Malgré les stéréotypes selon lesquels les harceleurs sont des hommes, les jeunes femmes ont déclaré avoir ces comportements aussi souvent que les hommes.

Technologie vs In-Person

Alors que près de 70% des jeunes qui ont signalé des comportements de harcèlement ont agi en personne contre un ou plusieurs de ces comportements, certains jeunes ont utilisé des technologies numériques (téléphones cellulaires, Internet) pour adopter des comportements de harcèlement. Près de la moitié des jeunes ayant déclaré se livrer à des comportements de harcèlement le faisaient par message texte. Internet était l'avenue numérique de choix pour environ un tiers des jeunes qui se livraient à un comportement de type harceleur. En d'autres termes, la plupart des harcèlements se déroulent toujours en personne, mais l'utilisation de la technologie pour traquer est importante.

Que pouvons-nous faire?

Malgré l'impact potentiel que ces comportements peuvent avoir sur la personne ciblée, peu de jeunes ont admis avoir réellement peur d'effrayer, de contrarier, de contrarier, de contrarier ou de faire du mal à l'autre personne. En fait, seulement un jeune sur cinq qui a perpétré ces comportements a déclaré que c'était son intention. Il est possible que les adolescents et les jeunes adultes ne sachent pas comment leur comportement pourrait être reçu. Ils peuvent penser que leurs actions font partie du comportement normal de datation. Si tel est le cas, certains jeunes pourraient bénéficier de discussions avec des adultes sur la façon de communiquer et de nouer des relations de façon saine. Il est également possible que le contexte puisse aider à expliquer pourquoi les jeunes pensaient que leur comportement était acceptable. Par exemple, lorsqu'on lui demande de suivre quelqu'un sans le savoir, un jeune peut répondre «oui» et faire référence à une personne célèbre en ligne. Parler à nos enfants est la meilleure façon d'entendre parler de ce qui se passe et d'ouvrir des possibilités d'orientation des deux côtés du spectre de l'âge.
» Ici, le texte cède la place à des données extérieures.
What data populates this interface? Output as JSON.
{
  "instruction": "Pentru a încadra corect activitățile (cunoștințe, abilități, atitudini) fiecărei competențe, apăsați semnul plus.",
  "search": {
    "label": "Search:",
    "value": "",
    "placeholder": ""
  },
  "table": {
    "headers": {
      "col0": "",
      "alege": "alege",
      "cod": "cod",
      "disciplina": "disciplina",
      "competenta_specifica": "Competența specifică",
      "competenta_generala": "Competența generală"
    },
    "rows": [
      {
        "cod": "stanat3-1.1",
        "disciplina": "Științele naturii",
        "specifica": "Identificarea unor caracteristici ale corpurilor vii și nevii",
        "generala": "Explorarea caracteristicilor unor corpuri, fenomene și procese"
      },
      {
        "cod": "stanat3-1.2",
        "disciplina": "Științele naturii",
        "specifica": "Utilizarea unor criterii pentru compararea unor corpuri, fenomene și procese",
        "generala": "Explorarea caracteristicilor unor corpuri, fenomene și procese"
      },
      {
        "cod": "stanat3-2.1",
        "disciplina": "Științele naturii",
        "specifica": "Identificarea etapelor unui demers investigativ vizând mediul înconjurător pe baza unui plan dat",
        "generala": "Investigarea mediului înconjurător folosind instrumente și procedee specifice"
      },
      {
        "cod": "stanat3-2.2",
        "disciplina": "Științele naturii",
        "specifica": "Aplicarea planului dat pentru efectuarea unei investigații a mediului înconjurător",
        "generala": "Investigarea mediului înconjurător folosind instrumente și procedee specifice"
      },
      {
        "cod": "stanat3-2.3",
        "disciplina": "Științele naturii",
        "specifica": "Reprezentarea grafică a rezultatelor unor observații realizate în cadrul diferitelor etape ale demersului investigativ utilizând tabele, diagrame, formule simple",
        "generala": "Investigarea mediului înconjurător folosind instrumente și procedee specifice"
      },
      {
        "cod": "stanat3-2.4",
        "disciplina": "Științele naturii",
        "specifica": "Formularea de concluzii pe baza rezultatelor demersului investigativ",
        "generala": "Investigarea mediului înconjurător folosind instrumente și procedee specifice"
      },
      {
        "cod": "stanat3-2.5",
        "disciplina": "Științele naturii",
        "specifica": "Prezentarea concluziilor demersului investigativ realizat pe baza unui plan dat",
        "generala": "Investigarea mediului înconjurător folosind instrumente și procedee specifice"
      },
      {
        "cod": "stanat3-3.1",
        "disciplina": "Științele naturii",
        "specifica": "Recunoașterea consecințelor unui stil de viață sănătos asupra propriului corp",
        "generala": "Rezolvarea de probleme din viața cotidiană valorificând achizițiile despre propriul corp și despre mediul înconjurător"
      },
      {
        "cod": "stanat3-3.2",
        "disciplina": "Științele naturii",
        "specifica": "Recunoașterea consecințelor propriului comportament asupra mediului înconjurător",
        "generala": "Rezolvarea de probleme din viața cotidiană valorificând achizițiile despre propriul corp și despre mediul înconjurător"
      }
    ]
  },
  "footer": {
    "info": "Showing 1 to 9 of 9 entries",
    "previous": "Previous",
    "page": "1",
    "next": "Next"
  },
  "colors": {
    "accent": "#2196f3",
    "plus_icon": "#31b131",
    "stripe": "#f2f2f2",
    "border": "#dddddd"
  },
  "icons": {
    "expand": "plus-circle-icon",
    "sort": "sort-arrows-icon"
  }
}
Étant donné que plus d'un jeune sur trois s'adonne à ces comportements semblables à ceux des harceleurs, il est essentiel que des efforts de sensibilisation et de prévention soient déployés.

Cet article a été rédigé à partir des conclusions de: Ybarra ML, Langhinrichsen-Rohling J., et Mitchell KJ (2016, 17 mars). Comportement semblable au harcèlement à l'adolescence: prévalence, intention et caractéristiques associées. Psychologie de la violence. Advance publication en ligne. http://dx.doi.org/10.1037/a0040145

En savoir plus sur notre recherche au Centre for Innovative Public Health Research.
Retrouvez-nous sur Google+, Twitter et Facebook.

Remerciements: Merci à Myeshia Price-Feeney et Hannah Madison pour leur contribution à ce blog.